PJ Norris, principal systems engineer at Tripwire, sent the following analysis to TechRadar regarding the outage:
“Around 15.40 UTC on Monday 4th October, a change was made to the BGP – Border Gateway Protocol. BGP is a technology which ISP’s share information about which providers are responsible for routing Internet traffic to which specific groups of Internet addresses.
“In other words, Facebook inadvertently removed the ability to tell the world where it lives.
“Backing out the change was not easy though, since Facebook uses their own in house communication and email services which were impacted by the outage. With people working remote during the pandemic, this was a big issue.
“Those who were onsite at the data centres and offices who were trying to back out the change, were unable to access the environments as the door access control system was down due to the impact of the outage.
“So the question always comes down to, “could this have been avoided?” It’s evident at this early stage that Facebook had a single point of failure that cascaded in to a significant and costly outage for the technology giant.”
BGP is a big (global) problem
While DNS is a website’s numerical address on the internet (which is translated from the ‘www.___.com’ you type in your search bar), BGP routes are the pathways that requests take through servers and computers to get to their destination. When Facebook’s BGP routes were reportedly withdrawn from the internet, sites connected to those routes (like Cloudflare above) saw them collapse, and Facebook sites and services become inaccessible.
Internet theorizing on the r/sysadmin subreddit suggested that a configuration change happened this morning that caused the BGP routes to go down, and this cut Facebook off from making remote changes – from here on, only physical access could fix the damage (emphasized in a screenshot by Twitter user Andree Toonk).
An aforementioned New York Times report supports this theory, citing an alleged internal Facebook memo that a small team of employees was dispatched to the company’s Santa Clara, CA data center to manually reset the company servers.
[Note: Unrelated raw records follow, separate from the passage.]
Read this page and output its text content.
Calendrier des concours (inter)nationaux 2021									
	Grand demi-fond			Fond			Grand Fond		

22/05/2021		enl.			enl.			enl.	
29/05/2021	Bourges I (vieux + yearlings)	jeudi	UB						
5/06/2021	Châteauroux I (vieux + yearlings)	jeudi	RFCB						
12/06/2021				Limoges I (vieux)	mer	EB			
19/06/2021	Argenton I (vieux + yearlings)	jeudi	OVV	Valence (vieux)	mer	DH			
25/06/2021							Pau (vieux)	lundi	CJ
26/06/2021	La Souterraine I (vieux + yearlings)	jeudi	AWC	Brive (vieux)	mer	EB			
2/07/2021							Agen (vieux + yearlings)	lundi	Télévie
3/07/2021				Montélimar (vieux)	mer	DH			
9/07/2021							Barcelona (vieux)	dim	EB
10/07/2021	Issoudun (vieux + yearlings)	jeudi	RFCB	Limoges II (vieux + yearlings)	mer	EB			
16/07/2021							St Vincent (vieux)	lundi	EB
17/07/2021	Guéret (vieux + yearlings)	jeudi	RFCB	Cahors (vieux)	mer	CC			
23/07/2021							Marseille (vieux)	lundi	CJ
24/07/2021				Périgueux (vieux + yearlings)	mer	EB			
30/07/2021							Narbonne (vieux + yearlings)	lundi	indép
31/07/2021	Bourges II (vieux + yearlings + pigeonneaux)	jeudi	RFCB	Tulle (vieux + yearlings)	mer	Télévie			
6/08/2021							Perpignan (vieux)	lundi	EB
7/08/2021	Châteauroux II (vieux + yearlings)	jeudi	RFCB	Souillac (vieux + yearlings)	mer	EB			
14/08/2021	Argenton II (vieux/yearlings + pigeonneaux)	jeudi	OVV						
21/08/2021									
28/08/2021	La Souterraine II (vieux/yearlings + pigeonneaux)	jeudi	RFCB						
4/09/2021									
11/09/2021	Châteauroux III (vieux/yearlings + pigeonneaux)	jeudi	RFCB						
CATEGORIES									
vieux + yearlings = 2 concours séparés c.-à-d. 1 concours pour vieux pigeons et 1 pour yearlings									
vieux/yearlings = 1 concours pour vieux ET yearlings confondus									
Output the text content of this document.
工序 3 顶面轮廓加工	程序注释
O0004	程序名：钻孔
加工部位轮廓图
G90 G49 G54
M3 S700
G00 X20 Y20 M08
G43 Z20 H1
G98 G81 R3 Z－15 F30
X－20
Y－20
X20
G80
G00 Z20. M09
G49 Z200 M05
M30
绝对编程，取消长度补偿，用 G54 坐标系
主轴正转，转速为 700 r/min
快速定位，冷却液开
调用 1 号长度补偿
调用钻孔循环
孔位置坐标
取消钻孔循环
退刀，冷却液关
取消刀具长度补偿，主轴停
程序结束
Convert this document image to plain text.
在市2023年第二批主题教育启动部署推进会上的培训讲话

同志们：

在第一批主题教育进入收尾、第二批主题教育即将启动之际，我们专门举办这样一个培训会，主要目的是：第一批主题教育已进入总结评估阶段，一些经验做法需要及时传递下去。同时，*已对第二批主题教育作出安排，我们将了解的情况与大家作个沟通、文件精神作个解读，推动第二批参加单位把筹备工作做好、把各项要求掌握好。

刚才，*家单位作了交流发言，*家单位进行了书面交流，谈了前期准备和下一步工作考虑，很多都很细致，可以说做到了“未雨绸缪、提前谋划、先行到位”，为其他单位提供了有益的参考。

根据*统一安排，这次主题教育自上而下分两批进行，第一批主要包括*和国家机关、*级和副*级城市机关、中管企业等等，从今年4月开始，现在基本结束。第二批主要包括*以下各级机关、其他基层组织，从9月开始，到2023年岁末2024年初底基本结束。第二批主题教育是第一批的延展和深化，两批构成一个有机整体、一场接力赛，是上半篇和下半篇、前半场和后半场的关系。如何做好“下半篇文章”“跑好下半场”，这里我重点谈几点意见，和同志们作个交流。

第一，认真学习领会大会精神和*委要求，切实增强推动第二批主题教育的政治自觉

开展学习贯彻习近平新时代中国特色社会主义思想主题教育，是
Just before Facebook services started coming back online, Krebs cited a source in stating that the outage was caused by a faulty BGP update that blocked remote users from reverting changes while locking out local access:
From trusted source: Person on FB recovery effort said the outage was from a routine BGP update gone wrong. But the update blocked remote users from reverting changes, and people with physical access didn’t have network/logical access. So blocked at both ends from reversing it.October 4, 2021
See more
Outages: a continuing problem?
“Outages are increasing in volume and can often point towards a cyber-attack, but this can add to the confusion early on when we are diagnosing the causes,” said Jake More, expert at cybersecurity and antivirus company ESET, in an emailed comment to TechRadar. “As we saw with Fastly in the summer, web-blackouts are more often originate from undiscovered software bug or even human error.”
March and April 2021 saw a similarly major outage where each of Facebook’s services affected today – Facebook, Instagram, WhatsApp, and Facebook Messenger – was down for over half an hour each time. But given how much faster those issues were resolved, the latest outage seems to be a catastrophe of a much higher magnitude.
Those last outages were due to a bug in the Domain Name System (DNS) of these services, but seemingly not as severe as a BGP issue.